Dienstag, 11. Juni 2013

Selbstverordneter Gedächtnisschwund: Das Haus der Natur in Salzburg

Zum neuesten Stand der Erforschung, Diskussion und Aufarbeitung der Rolle von Eduard Paul Trat und des von ihm gegründeten naturmuseums durch das Haus der Natur selbst siehe den Post „Das Haus der Natur stellt sich zum ersten Mal seiner Gesichte. Hier: http://museologien.blogspot.co.at/2014/10/das-haus-der-natur-stellt-sich-zum.html 

Durch einen Anruf bin ich an meine frühere Beschäftigung mit der Geschichte des Hauses der Natur in Salzburg erinnert worden. Anlaß damals war die Verleihung des Österreichischen Museumspreises an das Museum im Jahr 1991. In der Begründung wurde würdigend der Gründer des Museums, Eduard Paul Tratz einbezogen, der während der NS-Zeit als "Rassenforscher" höchst aktiv war und der dennoch das Haus bis 1976 leitete.
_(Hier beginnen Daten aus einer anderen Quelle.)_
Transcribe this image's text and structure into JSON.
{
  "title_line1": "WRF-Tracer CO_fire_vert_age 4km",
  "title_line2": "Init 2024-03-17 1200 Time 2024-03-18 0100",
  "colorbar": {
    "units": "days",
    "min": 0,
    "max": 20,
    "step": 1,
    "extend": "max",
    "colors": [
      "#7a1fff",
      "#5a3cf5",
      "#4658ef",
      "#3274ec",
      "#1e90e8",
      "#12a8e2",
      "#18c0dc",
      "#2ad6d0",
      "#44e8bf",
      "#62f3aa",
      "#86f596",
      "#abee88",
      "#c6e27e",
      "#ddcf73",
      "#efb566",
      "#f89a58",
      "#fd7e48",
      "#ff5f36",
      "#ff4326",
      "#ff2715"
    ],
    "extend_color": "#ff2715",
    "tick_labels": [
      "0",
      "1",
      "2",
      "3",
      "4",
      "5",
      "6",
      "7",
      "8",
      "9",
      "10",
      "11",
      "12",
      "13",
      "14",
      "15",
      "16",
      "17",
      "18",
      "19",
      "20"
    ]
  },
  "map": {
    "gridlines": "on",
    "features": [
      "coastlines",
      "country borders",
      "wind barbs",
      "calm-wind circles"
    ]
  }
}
Da war Tratz 88 Jahre alt und konnte seinem Wunschnachfolger kurz vor seinem Tod noch brieflich seine Freude übermitteln. Dieser, Eberhard Stüber, war Zeit seiner Direktion enthusiastischer Apologet von Tratz, wenngleich er sich in späteren Jahren, als die Kritik lauter wurde und sich auch die Landespolitik mit Tratz und dem Haus der Natur beschäftigte (hier ein Link zum Antrag der Bürgerliste zur Aberkennung der Ehrenbürgerwürde Tratz. 2012 war Tratz noch immer Ehrenbürger. Ich denke, er ist es auch heute noch) kaum noch zur NS-Geschichte des Museums äußerte.

Eberhard Stüber, einen Schüler von Tratz und dessen Nachfolger als Museumsdirektor, arbeitete auch als Ausbilder von Lehrern und als Umweltanwalt der Landesregierung.
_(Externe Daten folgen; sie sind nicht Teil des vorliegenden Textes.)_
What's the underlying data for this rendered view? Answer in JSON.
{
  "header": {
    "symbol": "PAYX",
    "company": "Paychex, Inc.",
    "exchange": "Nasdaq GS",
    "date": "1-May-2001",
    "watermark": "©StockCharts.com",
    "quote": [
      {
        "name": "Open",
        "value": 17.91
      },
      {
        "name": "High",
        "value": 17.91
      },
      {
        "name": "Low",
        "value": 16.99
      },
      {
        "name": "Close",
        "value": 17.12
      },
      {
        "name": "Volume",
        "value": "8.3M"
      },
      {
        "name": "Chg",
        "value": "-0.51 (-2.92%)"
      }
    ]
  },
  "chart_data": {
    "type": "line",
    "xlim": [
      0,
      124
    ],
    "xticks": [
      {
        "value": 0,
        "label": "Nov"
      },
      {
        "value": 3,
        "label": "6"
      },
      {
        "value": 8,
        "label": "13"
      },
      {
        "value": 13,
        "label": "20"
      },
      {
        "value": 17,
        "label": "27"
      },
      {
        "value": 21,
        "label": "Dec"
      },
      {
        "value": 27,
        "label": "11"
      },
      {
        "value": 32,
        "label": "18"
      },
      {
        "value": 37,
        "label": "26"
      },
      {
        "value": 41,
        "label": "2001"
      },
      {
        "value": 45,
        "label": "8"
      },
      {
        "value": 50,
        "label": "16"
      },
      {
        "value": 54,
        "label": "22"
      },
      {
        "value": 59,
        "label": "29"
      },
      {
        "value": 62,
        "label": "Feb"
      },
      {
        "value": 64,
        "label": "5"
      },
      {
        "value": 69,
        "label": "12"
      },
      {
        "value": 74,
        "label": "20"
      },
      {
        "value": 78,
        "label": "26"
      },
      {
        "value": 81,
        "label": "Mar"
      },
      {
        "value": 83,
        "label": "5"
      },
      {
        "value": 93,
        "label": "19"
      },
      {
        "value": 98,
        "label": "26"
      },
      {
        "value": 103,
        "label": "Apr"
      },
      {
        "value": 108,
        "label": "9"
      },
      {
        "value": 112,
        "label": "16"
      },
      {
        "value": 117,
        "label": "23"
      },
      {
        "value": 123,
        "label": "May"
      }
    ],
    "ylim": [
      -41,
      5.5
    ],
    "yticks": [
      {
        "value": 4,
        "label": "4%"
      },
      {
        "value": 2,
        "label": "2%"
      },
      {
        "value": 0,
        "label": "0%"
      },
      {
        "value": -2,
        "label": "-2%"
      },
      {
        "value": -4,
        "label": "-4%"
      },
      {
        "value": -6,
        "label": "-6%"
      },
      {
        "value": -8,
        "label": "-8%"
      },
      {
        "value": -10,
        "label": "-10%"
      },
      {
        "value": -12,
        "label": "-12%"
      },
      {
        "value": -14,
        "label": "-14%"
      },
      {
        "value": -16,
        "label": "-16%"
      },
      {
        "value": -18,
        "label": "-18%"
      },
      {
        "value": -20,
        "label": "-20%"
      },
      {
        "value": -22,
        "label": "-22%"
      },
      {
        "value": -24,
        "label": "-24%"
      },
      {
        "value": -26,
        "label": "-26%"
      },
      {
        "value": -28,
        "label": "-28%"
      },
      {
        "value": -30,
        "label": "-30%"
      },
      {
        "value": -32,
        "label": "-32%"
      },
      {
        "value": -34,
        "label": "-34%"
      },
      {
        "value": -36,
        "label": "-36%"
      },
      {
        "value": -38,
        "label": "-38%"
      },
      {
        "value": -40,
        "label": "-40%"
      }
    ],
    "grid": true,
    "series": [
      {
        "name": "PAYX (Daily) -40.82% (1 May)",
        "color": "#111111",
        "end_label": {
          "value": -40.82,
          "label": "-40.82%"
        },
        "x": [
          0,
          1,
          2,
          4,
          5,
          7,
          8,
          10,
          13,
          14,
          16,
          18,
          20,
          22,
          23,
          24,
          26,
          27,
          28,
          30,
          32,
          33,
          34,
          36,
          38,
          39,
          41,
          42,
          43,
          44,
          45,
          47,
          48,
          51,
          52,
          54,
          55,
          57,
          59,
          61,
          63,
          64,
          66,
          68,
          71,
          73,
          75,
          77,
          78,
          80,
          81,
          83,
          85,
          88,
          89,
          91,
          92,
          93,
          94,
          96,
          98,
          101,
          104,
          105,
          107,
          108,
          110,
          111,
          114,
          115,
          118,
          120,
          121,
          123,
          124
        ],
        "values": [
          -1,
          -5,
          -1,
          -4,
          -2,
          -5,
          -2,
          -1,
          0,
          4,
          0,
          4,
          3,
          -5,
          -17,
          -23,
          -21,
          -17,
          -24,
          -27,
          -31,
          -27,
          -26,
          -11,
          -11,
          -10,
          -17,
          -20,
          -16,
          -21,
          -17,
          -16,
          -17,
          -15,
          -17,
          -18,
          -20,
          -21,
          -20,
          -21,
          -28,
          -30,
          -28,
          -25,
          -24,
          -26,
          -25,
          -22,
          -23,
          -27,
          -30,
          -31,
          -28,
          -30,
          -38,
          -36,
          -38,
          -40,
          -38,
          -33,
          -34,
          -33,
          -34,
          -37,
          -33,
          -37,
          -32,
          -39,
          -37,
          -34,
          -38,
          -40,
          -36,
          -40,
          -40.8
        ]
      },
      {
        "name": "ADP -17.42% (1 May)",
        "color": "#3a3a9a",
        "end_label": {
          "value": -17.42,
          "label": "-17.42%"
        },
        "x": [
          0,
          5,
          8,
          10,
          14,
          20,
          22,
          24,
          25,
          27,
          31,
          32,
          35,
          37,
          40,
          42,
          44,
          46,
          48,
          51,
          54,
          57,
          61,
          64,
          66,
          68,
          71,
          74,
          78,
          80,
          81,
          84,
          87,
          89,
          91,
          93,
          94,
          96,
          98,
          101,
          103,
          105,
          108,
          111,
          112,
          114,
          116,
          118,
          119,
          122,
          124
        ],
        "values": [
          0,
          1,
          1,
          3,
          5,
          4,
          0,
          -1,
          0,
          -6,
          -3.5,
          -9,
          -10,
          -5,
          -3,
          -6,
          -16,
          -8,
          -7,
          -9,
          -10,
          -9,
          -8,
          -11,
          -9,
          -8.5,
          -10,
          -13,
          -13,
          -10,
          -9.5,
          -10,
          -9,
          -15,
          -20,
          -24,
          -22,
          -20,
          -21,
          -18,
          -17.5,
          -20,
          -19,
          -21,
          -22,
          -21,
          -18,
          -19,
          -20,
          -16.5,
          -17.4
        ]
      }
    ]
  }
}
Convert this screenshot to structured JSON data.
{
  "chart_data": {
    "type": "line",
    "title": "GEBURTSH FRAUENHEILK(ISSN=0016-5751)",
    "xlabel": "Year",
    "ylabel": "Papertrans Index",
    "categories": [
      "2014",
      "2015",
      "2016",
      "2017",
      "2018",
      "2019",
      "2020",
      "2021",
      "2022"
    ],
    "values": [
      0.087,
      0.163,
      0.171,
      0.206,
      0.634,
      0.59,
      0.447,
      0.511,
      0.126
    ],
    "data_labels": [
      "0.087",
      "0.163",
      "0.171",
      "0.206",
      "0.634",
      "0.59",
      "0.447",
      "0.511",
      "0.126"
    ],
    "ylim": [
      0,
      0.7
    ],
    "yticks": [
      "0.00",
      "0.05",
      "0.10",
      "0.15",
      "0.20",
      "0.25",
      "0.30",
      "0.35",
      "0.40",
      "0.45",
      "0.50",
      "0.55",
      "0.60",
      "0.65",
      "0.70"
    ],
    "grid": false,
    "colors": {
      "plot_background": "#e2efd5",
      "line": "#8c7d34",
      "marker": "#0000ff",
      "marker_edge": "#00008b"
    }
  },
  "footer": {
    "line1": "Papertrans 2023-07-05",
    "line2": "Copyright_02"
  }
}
(Hier Dokumente, die das Biologiezentrum des Hauses der Natur auf seiner Webseite anbietet und die die (Ver)Ehrung durch die Landespolitik und durch Stüber belegen, die Tratz entgegengebracht wurde. Ich vermute, daß das Biologiezentrum diese Dokumente nicht in kritischer Absicht ins Internet gestellt hat. Viele Naturschutzorganisationen halten Tratz hoch in Ehren und vergeben nach ihm benannte Preise. Die Untersuchung der Kontinuität des Naturverständnisses seit den 1920er-Jahren, der NS-Zeit, der Zeit der 50er-Jahre bis hin zur Grünen Bewegung bedürften dringend einer Beleuchtung. Wenn man Texte etwa von Tratz aus den 20er-Jahren liest, vor allem solche, die er in pädagogischer Absicht verfasst hat, kommt man aus dem Staunen über die Affinität zur jüngeren Gegenwart kaum heruas.)
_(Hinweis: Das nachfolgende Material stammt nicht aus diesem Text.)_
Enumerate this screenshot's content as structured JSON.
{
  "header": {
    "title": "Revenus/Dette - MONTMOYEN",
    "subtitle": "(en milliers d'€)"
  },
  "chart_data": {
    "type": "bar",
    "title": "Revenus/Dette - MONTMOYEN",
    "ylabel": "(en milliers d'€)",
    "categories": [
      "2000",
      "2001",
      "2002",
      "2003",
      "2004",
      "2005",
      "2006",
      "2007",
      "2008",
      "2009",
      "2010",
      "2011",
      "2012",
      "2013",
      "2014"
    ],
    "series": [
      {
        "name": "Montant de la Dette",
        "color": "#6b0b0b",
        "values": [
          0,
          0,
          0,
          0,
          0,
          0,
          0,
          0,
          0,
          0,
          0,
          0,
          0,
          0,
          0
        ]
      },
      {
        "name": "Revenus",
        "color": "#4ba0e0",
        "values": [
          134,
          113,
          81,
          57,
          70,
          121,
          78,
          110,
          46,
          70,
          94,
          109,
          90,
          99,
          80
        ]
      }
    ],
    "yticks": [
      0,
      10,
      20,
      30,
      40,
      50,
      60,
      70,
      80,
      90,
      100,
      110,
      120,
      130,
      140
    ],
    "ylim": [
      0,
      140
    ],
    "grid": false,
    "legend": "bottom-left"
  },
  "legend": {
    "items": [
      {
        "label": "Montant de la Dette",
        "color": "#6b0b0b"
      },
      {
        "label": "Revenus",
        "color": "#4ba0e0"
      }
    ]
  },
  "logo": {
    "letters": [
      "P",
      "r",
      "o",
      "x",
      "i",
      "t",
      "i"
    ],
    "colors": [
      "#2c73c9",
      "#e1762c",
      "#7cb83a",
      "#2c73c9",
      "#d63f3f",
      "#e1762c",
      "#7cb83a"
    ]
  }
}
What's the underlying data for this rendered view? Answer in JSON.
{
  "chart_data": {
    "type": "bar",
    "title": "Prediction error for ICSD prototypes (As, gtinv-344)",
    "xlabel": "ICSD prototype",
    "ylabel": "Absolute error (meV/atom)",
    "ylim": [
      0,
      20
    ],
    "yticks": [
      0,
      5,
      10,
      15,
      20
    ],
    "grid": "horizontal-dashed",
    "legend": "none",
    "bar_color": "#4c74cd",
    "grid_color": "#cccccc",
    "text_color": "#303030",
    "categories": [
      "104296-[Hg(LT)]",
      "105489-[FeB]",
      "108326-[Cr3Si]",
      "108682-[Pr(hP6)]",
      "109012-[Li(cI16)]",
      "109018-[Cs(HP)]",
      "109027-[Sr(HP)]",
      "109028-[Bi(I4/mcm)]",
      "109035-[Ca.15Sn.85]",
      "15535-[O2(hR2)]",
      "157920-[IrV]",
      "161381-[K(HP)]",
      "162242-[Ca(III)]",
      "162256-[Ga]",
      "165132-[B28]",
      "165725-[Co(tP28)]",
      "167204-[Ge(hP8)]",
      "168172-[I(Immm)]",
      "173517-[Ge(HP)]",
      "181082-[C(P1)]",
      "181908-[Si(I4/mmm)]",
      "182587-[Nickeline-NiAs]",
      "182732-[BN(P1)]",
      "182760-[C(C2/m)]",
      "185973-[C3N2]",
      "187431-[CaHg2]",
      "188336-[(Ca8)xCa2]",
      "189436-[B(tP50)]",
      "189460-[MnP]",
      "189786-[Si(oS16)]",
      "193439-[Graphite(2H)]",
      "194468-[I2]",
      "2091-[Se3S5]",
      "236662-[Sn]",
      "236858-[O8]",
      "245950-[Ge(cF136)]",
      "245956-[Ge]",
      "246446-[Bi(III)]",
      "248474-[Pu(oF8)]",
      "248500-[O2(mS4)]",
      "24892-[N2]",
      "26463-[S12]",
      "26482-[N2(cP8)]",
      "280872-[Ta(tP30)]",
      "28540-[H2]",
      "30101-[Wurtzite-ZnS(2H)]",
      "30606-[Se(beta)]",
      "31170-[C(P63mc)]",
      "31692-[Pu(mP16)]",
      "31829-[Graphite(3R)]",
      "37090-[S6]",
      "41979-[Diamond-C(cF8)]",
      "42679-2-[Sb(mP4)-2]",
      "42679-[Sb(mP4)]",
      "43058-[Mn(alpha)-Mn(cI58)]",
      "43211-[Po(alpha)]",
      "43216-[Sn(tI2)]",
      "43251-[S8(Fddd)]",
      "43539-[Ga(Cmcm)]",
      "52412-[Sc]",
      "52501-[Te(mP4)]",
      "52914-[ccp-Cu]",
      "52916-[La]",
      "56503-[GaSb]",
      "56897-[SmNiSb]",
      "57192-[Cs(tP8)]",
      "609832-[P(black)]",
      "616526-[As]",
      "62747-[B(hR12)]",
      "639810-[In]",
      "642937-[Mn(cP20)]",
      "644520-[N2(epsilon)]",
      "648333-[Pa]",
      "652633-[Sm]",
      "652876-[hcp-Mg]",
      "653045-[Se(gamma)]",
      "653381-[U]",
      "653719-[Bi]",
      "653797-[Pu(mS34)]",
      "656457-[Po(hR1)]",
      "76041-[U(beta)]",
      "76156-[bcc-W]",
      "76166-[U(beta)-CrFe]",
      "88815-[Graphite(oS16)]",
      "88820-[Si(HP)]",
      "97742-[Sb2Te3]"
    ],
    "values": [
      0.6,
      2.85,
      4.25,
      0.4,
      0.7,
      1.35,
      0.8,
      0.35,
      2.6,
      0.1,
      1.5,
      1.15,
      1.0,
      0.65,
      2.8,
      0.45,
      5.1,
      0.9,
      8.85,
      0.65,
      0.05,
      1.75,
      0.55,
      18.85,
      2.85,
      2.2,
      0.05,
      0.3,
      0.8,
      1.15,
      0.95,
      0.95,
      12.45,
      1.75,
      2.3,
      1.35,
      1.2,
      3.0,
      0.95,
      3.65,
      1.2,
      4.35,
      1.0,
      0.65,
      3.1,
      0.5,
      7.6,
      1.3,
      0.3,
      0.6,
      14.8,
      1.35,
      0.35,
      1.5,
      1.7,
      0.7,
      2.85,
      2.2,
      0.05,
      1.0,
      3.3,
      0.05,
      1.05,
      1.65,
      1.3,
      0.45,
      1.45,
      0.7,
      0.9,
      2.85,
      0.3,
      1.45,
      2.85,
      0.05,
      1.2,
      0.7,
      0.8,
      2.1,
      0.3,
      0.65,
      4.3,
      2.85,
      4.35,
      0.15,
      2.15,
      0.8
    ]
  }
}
Inzwischen gibt es zeitgeschichtliche Forschungen, die die Tätigkeit Tratz sorgfältig dokumentieren (Robert Hoffmann, Ein Museum für Himmler. Eduard Paul Tratz und die Integration des Salzburger „Hauses der Natur“ in das „Ahnenerbe“ der SS. In: Zeitgeschichte, 35 (2008), H. 3, 154-175) und auch museologische Auftragsforschung. Eine Publikation zur Geschichte des Hauses soll angeblich noch in diesem Jahr erscheinen.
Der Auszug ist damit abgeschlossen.